Believers only, please.

Photo by wavebreakmedia/Shutterstock

A new study from the Pew Research Center shows that political polarization in the United States has reached levels only seen during the Civil War, but when it comes to our own families, we’re not quite as divided. One of the questions Pew asks to gauge how seriously people are taking their identity politics these days is how upset would you be if an immediate family member—say, a child or a sibling—married someone outside of your identity parameters. The good news: Americans are okay with their family members marrying someone who isn’t in their “tribe.”

There are all different kinds of tribes, of course. When it came, for instance, to the question of how you’d feel if your family member married someone with a different party affiliation, the vast majority of Americans responded that they’d feel either “happy” or that it “doesn’t matter.” Even for strict partisans, this was mostly true. Strong conservatives approved of a family member marrying a Democrat 70 percent of the time and strong liberals approved of marrying a Republican 78 percent of the time. Similar numbers turned up for identity markers like “gun ownership” or “went to college,” with most people being indifferent to these factors when it comes to bringing new people to family holiday dinners. 

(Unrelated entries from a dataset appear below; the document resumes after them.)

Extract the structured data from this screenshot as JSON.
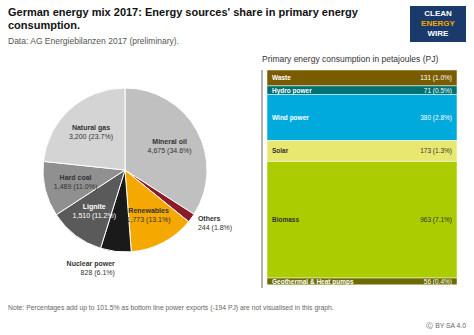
{
  "chart_data": [
    {
      "type": "pie",
      "title": "German energy mix 2017: Energy sources' share in primary energy consumption.",
      "subtitle": "Data: AG Energiebilanzen 2017 (preliminary).",
      "categories": [
        "Mineral oil",
        "Others",
        "Renewables",
        "Nuclear power",
        "Lignite",
        "Hard coal",
        "Natural gas"
      ],
      "values": [
        4675,
        244,
        1773,
        828,
        1510,
        1489,
        3200
      ],
      "value_labels": [
        "4,675 (34.6%)",
        "244 (1.8%)",
        "1,773 (13.1%)",
        "828 (6.1%)",
        "1,510 (11.2%)",
        "1,489 (11.0%)",
        "3,200 (23.7%)"
      ],
      "colors": [
        "#c0c0c0",
        "#8b1a2a",
        "#f5a800",
        "#1a1a1a",
        "#5a5a5a",
        "#909090",
        "#d4d4d4"
      ],
      "annotations": [
        "CLEAN",
        "ENERGY",
        "WIRE",
        "Note: Percentages add up to 101.5% as bottom line power exports (-194 PJ) are not visualised in this graph.",
        "Ⓒ BY SA 4.0"
      ]
    },
    {
      "type": "bar",
      "title": "Primary energy consumption in petajoules (PJ)",
      "stacked": true,
      "series": [
        {
          "name": "Waste",
          "color": "#7a5c00",
          "values": [
            131
          ],
          "value_labels": [
            "131 (1.0%)"
          ]
        },
        {
          "name": "Hydro power",
          "color": "#007070",
          "values": [
            71
          ],
          "value_labels": [
            "71 (0.5%)"
          ]
        },
        {
          "name": "Wind power",
          "color": "#00aadd",
          "values": [
            380
          ],
          "value_labels": [
            "380 (2.8%)"
          ]
        },
        {
          "name": "Solar",
          "color": "#e8e870",
          "values": [
            173
          ],
          "value_labels": [
            "173 (1.3%)"
          ]
        },
        {
          "name": "Biomass",
          "color": "#aacc00",
          "values": [
            963
          ],
          "value_labels": [
            "963 (7.1%)"
          ]
        },
        {
          "name": "Geothermal & Heat pumps",
          "color": "#6b6b00",
          "values": [
            56
          ],
          "value_labels": [
            "56 (0.4%)"
          ]
        }
      ],
      "ylim": [
        0,
        1800
      ],
      "yticks": [
        0,
        1800
      ],
      "tick_labels": false,
      "grid": false
    }
  ]
}
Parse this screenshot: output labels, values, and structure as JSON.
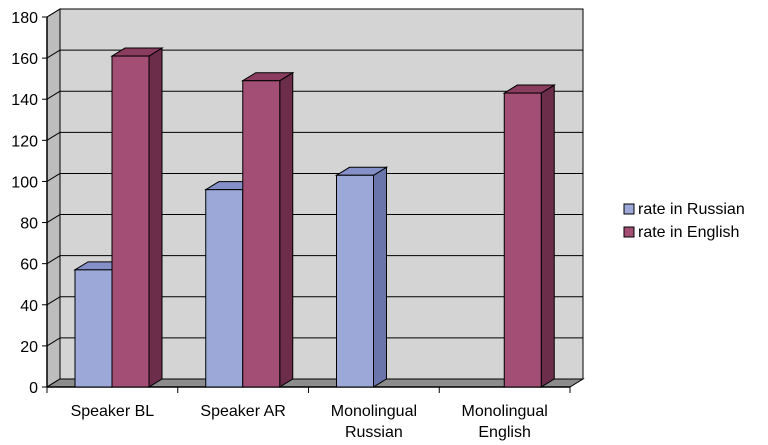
{
  "chart_data": {
    "type": "bar",
    "style": "3d-clustered-column",
    "categories": [
      [
        "Speaker BL"
      ],
      [
        "Speaker AR"
      ],
      [
        "Monolingual",
        "Russian"
      ],
      [
        "Monolingual",
        "English"
      ]
    ],
    "series": [
      {
        "name": "rate in Russian",
        "values": [
          57,
          96,
          103,
          null
        ],
        "color": "#9ba8d8",
        "side_color": "#6a76ab",
        "top_color": "#8590c8"
      },
      {
        "name": "rate in English",
        "values": [
          161,
          149,
          null,
          143
        ],
        "color": "#a34e74",
        "side_color": "#6b2d4a",
        "top_color": "#8b3d60"
      }
    ],
    "ylim": [
      0,
      180
    ],
    "yticks": [
      0,
      20,
      40,
      60,
      80,
      100,
      120,
      140,
      160,
      180
    ],
    "grid": true,
    "legend_position": "right",
    "wall_color": "#d4d4d4",
    "floor_color": "#8c8c8c"
  }
}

Other good news is that opposition to interracial marriage, at least overt opposition, is also fairly low, with only 11 percent of Americans balking at the idea of a new family member of a different race. (How likely you are to bothered by racial mixing rose with levels of conservatism, with only one percent of strong liberals opposing interracial marriage and 23 percent of strong conservatives doing so.) And Americans are even more welcoming to foreigners, with only 7 percent of respondents opposing marriage to someone born and raised outside of the U.S.

There’s one group, however, that continues to cause fear and loathing across the land: atheists. From Pew:

Pew Research Center

Though Pew does not dig into this, the anomalous hostility to atheists above pretty much all other groups likely speaks more to ignorance than hatefulness. Most non-believers don’t really talk about it much in their day-to-day life, because why would you? That means that most believers may think, probably incorrectly, that they don’t know any atheists, which makes it easier for ugly stereotypes to fill in the blanks. Perhaps the growing movement of visible atheists will help erode some of the fearful ignorance and provide a few families with a path out of grace before Thanksgiving dinner. All the atheists I know are all for digging right into the food.